Ou também: "É um pouco sobre a tensão entre acomodarmo-nos ou não, entre compreender que existe um individualismo irremediável mesmo quando gostamos de estar em sociedade."

Ou, mais pragmaticamente: "Construí-o, quase entre aspas, como um épico - o argumento era muito maior, a rodagem também (a primeira versão tinha três horas) e mais não pôde ser porque um filme vive também dos constrangimentos práticos que o afectam."

Para quem vê, é um filme cinéfilo (cita os filmes de piratas, os filmes musicais, a ficção científica clássica). "Talvez porque sou um bocadinho mais inocente e ainda acredito numa coisa mais clássica", explica João Nicolau.

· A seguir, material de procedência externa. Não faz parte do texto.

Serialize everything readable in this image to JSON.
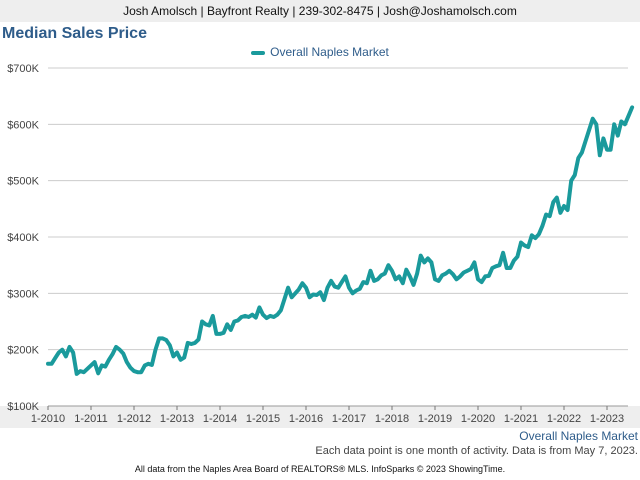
{
  "header": {
    "text": "Josh Amolsch | Bayfront Realty | 239-302-8475 | Josh@Joshamolsch.com"
  },
  "colors": {
    "series": "#1a9a9c",
    "title": "#2e5c8a",
    "grid": "#cccccc",
    "band": "#eeeeee"
  },
  "chart_data": {
    "type": "line",
    "title": "Median Sales Price",
    "xlabel": "Overall Naples Market",
    "ylabel": "",
    "ylim": [
      100000,
      700000
    ],
    "xlim": [
      "2010-01",
      "2023-06"
    ],
    "grid": true,
    "legend_position": "top-center",
    "yticks": [
      {
        "value": 100000,
        "label": "$100K"
      },
      {
        "value": 200000,
        "label": "$200K"
      },
      {
        "value": 300000,
        "label": "$300K"
      },
      {
        "value": 400000,
        "label": "$400K"
      },
      {
        "value": 500000,
        "label": "$500K"
      },
      {
        "value": 600000,
        "label": "$600K"
      },
      {
        "value": 700000,
        "label": "$700K"
      }
    ],
    "xticks": [
      "1-2010",
      "1-2011",
      "1-2012",
      "1-2013",
      "1-2014",
      "1-2015",
      "1-2016",
      "1-2017",
      "1-2018",
      "1-2019",
      "1-2020",
      "1-2021",
      "1-2022",
      "1-2023"
    ],
    "series": [
      {
        "name": "Overall Naples Market",
        "points": [
          [
            "2010-01",
            175000
          ],
          [
            "2010-02",
            175000
          ],
          [
            "2010-03",
            185000
          ],
          [
            "2010-04",
            195000
          ],
          [
            "2010-05",
            200000
          ],
          [
            "2010-06",
            188000
          ],
          [
            "2010-07",
            205000
          ],
          [
            "2010-08",
            195000
          ],
          [
            "2010-09",
            157000
          ],
          [
            "2010-10",
            162000
          ],
          [
            "2010-11",
            160000
          ],
          [
            "2010-12",
            166000
          ],
          [
            "2011-01",
            172000
          ],
          [
            "2011-02",
            178000
          ],
          [
            "2011-03",
            158000
          ],
          [
            "2011-04",
            172000
          ],
          [
            "2011-05",
            170000
          ],
          [
            "2011-06",
            182000
          ],
          [
            "2011-07",
            192000
          ],
          [
            "2011-08",
            205000
          ],
          [
            "2011-09",
            200000
          ],
          [
            "2011-10",
            193000
          ],
          [
            "2011-11",
            178000
          ],
          [
            "2011-12",
            168000
          ],
          [
            "2012-01",
            162000
          ],
          [
            "2012-02",
            160000
          ],
          [
            "2012-03",
            160000
          ],
          [
            "2012-04",
            172000
          ],
          [
            "2012-05",
            175000
          ],
          [
            "2012-06",
            173000
          ],
          [
            "2012-07",
            200000
          ],
          [
            "2012-08",
            220000
          ],
          [
            "2012-09",
            220000
          ],
          [
            "2012-10",
            217000
          ],
          [
            "2012-11",
            208000
          ],
          [
            "2012-12",
            188000
          ],
          [
            "2013-01",
            195000
          ],
          [
            "2013-02",
            182000
          ],
          [
            "2013-03",
            186000
          ],
          [
            "2013-04",
            212000
          ],
          [
            "2013-05",
            210000
          ],
          [
            "2013-06",
            212000
          ],
          [
            "2013-07",
            218000
          ],
          [
            "2013-08",
            250000
          ],
          [
            "2013-09",
            245000
          ],
          [
            "2013-10",
            243000
          ],
          [
            "2013-11",
            260000
          ],
          [
            "2013-12",
            228000
          ],
          [
            "2014-01",
            228000
          ],
          [
            "2014-02",
            230000
          ],
          [
            "2014-03",
            245000
          ],
          [
            "2014-04",
            235000
          ],
          [
            "2014-05",
            250000
          ],
          [
            "2014-06",
            252000
          ],
          [
            "2014-07",
            258000
          ],
          [
            "2014-08",
            260000
          ],
          [
            "2014-09",
            258000
          ],
          [
            "2014-10",
            262000
          ],
          [
            "2014-11",
            257000
          ],
          [
            "2014-12",
            275000
          ],
          [
            "2015-01",
            262000
          ],
          [
            "2015-02",
            256000
          ],
          [
            "2015-03",
            260000
          ],
          [
            "2015-04",
            258000
          ],
          [
            "2015-05",
            262000
          ],
          [
            "2015-06",
            270000
          ],
          [
            "2015-07",
            290000
          ],
          [
            "2015-08",
            310000
          ],
          [
            "2015-09",
            293000
          ],
          [
            "2015-10",
            300000
          ],
          [
            "2015-11",
            307000
          ],
          [
            "2015-12",
            318000
          ],
          [
            "2016-01",
            310000
          ],
          [
            "2016-02",
            293000
          ],
          [
            "2016-03",
            298000
          ],
          [
            "2016-04",
            297000
          ],
          [
            "2016-05",
            302000
          ],
          [
            "2016-06",
            288000
          ],
          [
            "2016-07",
            310000
          ],
          [
            "2016-08",
            322000
          ],
          [
            "2016-09",
            312000
          ],
          [
            "2016-10",
            310000
          ],
          [
            "2016-11",
            320000
          ],
          [
            "2016-12",
            330000
          ],
          [
            "2017-01",
            310000
          ],
          [
            "2017-02",
            300000
          ],
          [
            "2017-03",
            305000
          ],
          [
            "2017-04",
            308000
          ],
          [
            "2017-05",
            320000
          ],
          [
            "2017-06",
            318000
          ],
          [
            "2017-07",
            340000
          ],
          [
            "2017-08",
            322000
          ],
          [
            "2017-09",
            325000
          ],
          [
            "2017-10",
            332000
          ],
          [
            "2017-11",
            335000
          ],
          [
            "2017-12",
            350000
          ],
          [
            "2018-01",
            340000
          ],
          [
            "2018-02",
            325000
          ],
          [
            "2018-03",
            330000
          ],
          [
            "2018-04",
            318000
          ],
          [
            "2018-05",
            342000
          ],
          [
            "2018-06",
            330000
          ],
          [
            "2018-07",
            315000
          ],
          [
            "2018-08",
            335000
          ],
          [
            "2018-09",
            367000
          ],
          [
            "2018-10",
            355000
          ],
          [
            "2018-11",
            362000
          ],
          [
            "2018-12",
            355000
          ],
          [
            "2019-01",
            325000
          ],
          [
            "2019-02",
            322000
          ],
          [
            "2019-03",
            332000
          ],
          [
            "2019-04",
            335000
          ],
          [
            "2019-05",
            340000
          ],
          [
            "2019-06",
            334000
          ],
          [
            "2019-07",
            325000
          ],
          [
            "2019-08",
            330000
          ],
          [
            "2019-09",
            337000
          ],
          [
            "2019-10",
            340000
          ],
          [
            "2019-11",
            343000
          ],
          [
            "2019-12",
            355000
          ],
          [
            "2020-01",
            325000
          ],
          [
            "2020-02",
            320000
          ],
          [
            "2020-03",
            330000
          ],
          [
            "2020-04",
            331000
          ],
          [
            "2020-05",
            345000
          ],
          [
            "2020-06",
            348000
          ],
          [
            "2020-07",
            350000
          ],
          [
            "2020-08",
            372000
          ],
          [
            "2020-09",
            345000
          ],
          [
            "2020-10",
            345000
          ],
          [
            "2020-11",
            358000
          ],
          [
            "2020-12",
            365000
          ],
          [
            "2021-01",
            390000
          ],
          [
            "2021-02",
            385000
          ],
          [
            "2021-03",
            382000
          ],
          [
            "2021-04",
            403000
          ],
          [
            "2021-05",
            398000
          ],
          [
            "2021-06",
            405000
          ],
          [
            "2021-07",
            420000
          ],
          [
            "2021-08",
            440000
          ],
          [
            "2021-09",
            437000
          ],
          [
            "2021-10",
            462000
          ],
          [
            "2021-11",
            470000
          ],
          [
            "2021-12",
            443000
          ],
          [
            "2022-01",
            455000
          ],
          [
            "2022-02",
            448000
          ],
          [
            "2022-03",
            500000
          ],
          [
            "2022-04",
            510000
          ],
          [
            "2022-05",
            540000
          ],
          [
            "2022-06",
            550000
          ],
          [
            "2022-07",
            570000
          ],
          [
            "2022-08",
            590000
          ],
          [
            "2022-09",
            610000
          ],
          [
            "2022-10",
            600000
          ],
          [
            "2022-11",
            545000
          ],
          [
            "2022-12",
            575000
          ],
          [
            "2023-01",
            555000
          ],
          [
            "2023-02",
            555000
          ],
          [
            "2023-03",
            600000
          ],
          [
            "2023-04",
            580000
          ],
          [
            "2023-05",
            605000
          ],
          [
            "2023-06",
            600000
          ],
          [
            "2023-07",
            615000
          ],
          [
            "2023-08",
            630000
          ]
        ]
      }
    ]
  },
  "note": "Each data point is one month of activity. Data is from May 7, 2023.",
  "footer": "All data from the Naples Area Board of REALTORS® MLS. InfoSparks © 2023 ShowingTime."
}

Mas entre uma olhadela ao jogo do Chelsea no televisor do café e mais um cigarro, João Nicolau avança que isso é mais "questão de gosto propriamente do que de frequência": "Não sou cinéfilo, nunca fiz a escola de cinema, nunca sonhei fazer filmes - estudei Antropologia, fiz o mestrado em Antropologia Visual, convidaram-me a trabalhar em montagem, um dia arrisquei fazer uma curta e agora cheguei a fazer uma longa. Não passei muitas horas da minha juventude a ver filmes e a discuti-los. Há imensos filmes do Howard Hawks que não vi, só há relativamente pouco tempo é que descobri musicais de um dos meus realizadores preferidos, o Vincente Minnelli, como a ‘Gigi' ou ‘0 Pirata dos Meus Sonhos'. Como qualquer pessoa da minha geração, devo ter crescido a ficar fascinado com as coisas do David Lynch e do João César Monteiro, quando há um filme do Otar Iosseliani ou do Aki Kaurismaki gosto de ver, mas isso é mais uma questão de serem os filmes que gosto de ver."

Se "A Espada e a Rosa" é um filme que outras pessoas vão gostar de ver, logo se verá - a passagem na secção Orizzonti é na próxima quarta, dia 8, em sessão aberta ao público; a estreia em sala por cá só muito mais lá para a frente.

João Nicolau já está descansado com uma coisa, no entanto: o seu não é o filme mais longo de Veneza 2010: "À mesma hora passa o filme do Abdellatif Kechiche na competição, que ainda é maior que o meu. Tem 2h40."